The Cottage School offers its students a wealth of opportunities they may miss out on in a traditional school setting. Some of these include Summer High School for Credit and After School for Credit Programs, Project Work that helps students land their first job and work as a team, art and tutoring in all subjects. The Virtual Diploma Program provides students involved in full-time performing arts or sports the ability to earn a degree from an accredited high school online. The Cottage School addresses not only academic growth but also social emotional development and the skills needed to succeed in today’s world beyond the classroom.

The SAE School, originally named the Smyrna Academy of Excellence, was founded by a group of educators and parents who wanted a school that thought differently and wasn’t afraid to truly be outside the traditional education paradigm. With the help and input of other specialists, after almost three years of planning, the doors of The SAE School opened on Aug. 13, 2013, with a mission to be the most “exceptionally safe, innovative and rigorous school in Georgia.” Their educational standards come from the states that produce the well-prepared students in the nation, including California and North Carolina. Now serving 270 students with projected growth to 400 for the 201-16 school year, SAE is not affiliated with a specific church or religion, and it is a federally recognized nonprofit.

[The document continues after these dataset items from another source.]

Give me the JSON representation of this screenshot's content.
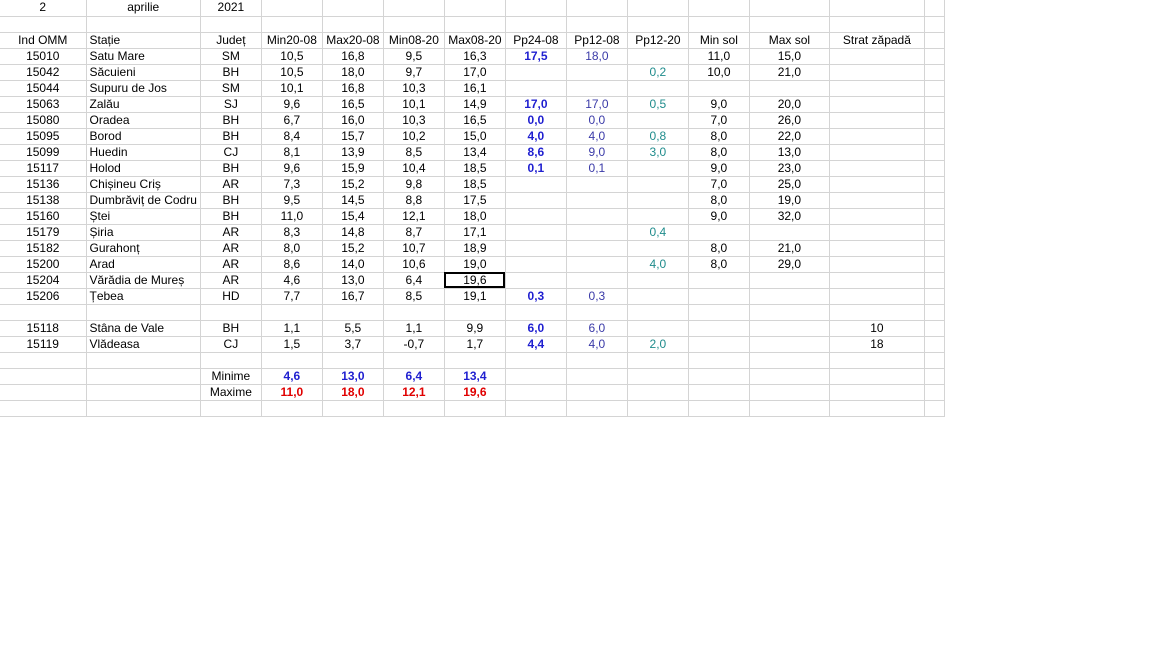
{
  "date": {
    "day": "2",
    "month": "aprilie",
    "year": "2021"
  },
  "headers": [
    "Ind OMM",
    "Stație",
    "Județ",
    "Min20-08",
    "Max20-08",
    "Min08-20",
    "Max08-20",
    "Pp24-08",
    "Pp12-08",
    "Pp12-20",
    "Min sol",
    "Max sol",
    "Strat zăpadă"
  ],
  "rows": [
    [
      "15010",
      "Satu Mare",
      "SM",
      "10,5",
      "16,8",
      "9,5",
      "16,3",
      "17,5",
      "18,0",
      "",
      "11,0",
      "15,0",
      ""
    ],
    [
      "15042",
      "Săcuieni",
      "BH",
      "10,5",
      "18,0",
      "9,7",
      "17,0",
      "",
      "",
      "0,2",
      "10,0",
      "21,0",
      ""
    ],
    [
      "15044",
      "Supuru de Jos",
      "SM",
      "10,1",
      "16,8",
      "10,3",
      "16,1",
      "",
      "",
      "",
      "",
      "",
      ""
    ],
    [
      "15063",
      "Zalău",
      "SJ",
      "9,6",
      "16,5",
      "10,1",
      "14,9",
      "17,0",
      "17,0",
      "0,5",
      "9,0",
      "20,0",
      ""
    ],
    [
      "15080",
      "Oradea",
      "BH",
      "6,7",
      "16,0",
      "10,3",
      "16,5",
      "0,0",
      "0,0",
      "",
      "7,0",
      "26,0",
      ""
    ],
    [
      "15095",
      "Borod",
      "BH",
      "8,4",
      "15,7",
      "10,2",
      "15,0",
      "4,0",
      "4,0",
      "0,8",
      "8,0",
      "22,0",
      ""
    ],
    [
      "15099",
      "Huedin",
      "CJ",
      "8,1",
      "13,9",
      "8,5",
      "13,4",
      "8,6",
      "9,0",
      "3,0",
      "8,0",
      "13,0",
      ""
    ],
    [
      "15117",
      "Holod",
      "BH",
      "9,6",
      "15,9",
      "10,4",
      "18,5",
      "0,1",
      "0,1",
      "",
      "9,0",
      "23,0",
      ""
    ],
    [
      "15136",
      "Chișineu   Criș",
      "AR",
      "7,3",
      "15,2",
      "9,8",
      "18,5",
      "",
      "",
      "",
      "7,0",
      "25,0",
      ""
    ],
    [
      "15138",
      "Dumbrăviț  de Codru",
      "BH",
      "9,5",
      "14,5",
      "8,8",
      "17,5",
      "",
      "",
      "",
      "8,0",
      "19,0",
      ""
    ],
    [
      "15160",
      "Ștei",
      "BH",
      "11,0",
      "15,4",
      "12,1",
      "18,0",
      "",
      "",
      "",
      "9,0",
      "32,0",
      ""
    ],
    [
      "15179",
      "Șiria",
      "AR",
      "8,3",
      "14,8",
      "8,7",
      "17,1",
      "",
      "",
      "0,4",
      "",
      "",
      ""
    ],
    [
      "15182",
      "Gurahonț",
      "AR",
      "8,0",
      "15,2",
      "10,7",
      "18,9",
      "",
      "",
      "",
      "8,0",
      "21,0",
      ""
    ],
    [
      "15200",
      "Arad",
      "AR",
      "8,6",
      "14,0",
      "10,6",
      "19,0",
      "",
      "",
      "4,0",
      "8,0",
      "29,0",
      ""
    ],
    [
      "15204",
      "Vărădia de Mureș",
      "AR",
      "4,6",
      "13,0",
      "6,4",
      "19,6",
      "",
      "",
      "",
      "",
      "",
      ""
    ],
    [
      "15206",
      "Țebea",
      "HD",
      "7,7",
      "16,7",
      "8,5",
      "19,1",
      "0,3",
      "0,3",
      "",
      "",
      "",
      ""
    ],
    [
      "",
      "",
      "",
      "",
      "",
      "",
      "",
      "",
      "",
      "",
      "",
      "",
      ""
    ],
    [
      "15118",
      "Stâna de Vale",
      "BH",
      "1,1",
      "5,5",
      "1,1",
      "9,9",
      "6,0",
      "6,0",
      "",
      "",
      "",
      "10"
    ],
    [
      "15119",
      "Vlădeasa",
      "CJ",
      "1,5",
      "3,7",
      "-0,7",
      "1,7",
      "4,4",
      "4,0",
      "2,0",
      "",
      "",
      "18"
    ]
  ],
  "summary": [
    {
      "label": "Minime",
      "values": [
        "4,6",
        "13,0",
        "6,4",
        "13,4"
      ],
      "color": "#1f1fd0"
    },
    {
      "label": "Maxime",
      "values": [
        "11,0",
        "18,0",
        "12,1",
        "19,6"
      ],
      "color": "#e00000"
    }
  ],
  "colors": {
    "blue": "#1f1fd0",
    "teal": "#1f8c8c",
    "red": "#e00000",
    "gridline": "#d4d4d4"
  },
  "selected_cell": {
    "row": 14,
    "col": 6
  }
}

Located in Mableton and serving Smyrna and south Cobb, SAE boasts students commuting to the school from 27 different ZIP codes. “[Parents] tell us regularly that they are happy to make the drive because our school understands their child as an individual,” says Jill Meiser with the SAE Governing Board. Educators at SAE specialize in project-based learning, a methodology in which all areas of learning are encompassed in units, themes and projects. These collaborative, research-based learning opportunities allow students to become higher-level critical thinkers and creative problem solvers. “Our other outstanding characteristic is our belief in the student as an integral part of the educational process,” Meiser adds. “Students are encouraged to influence the direction of the projects, the activities of the school and the environment of the school as a whole.”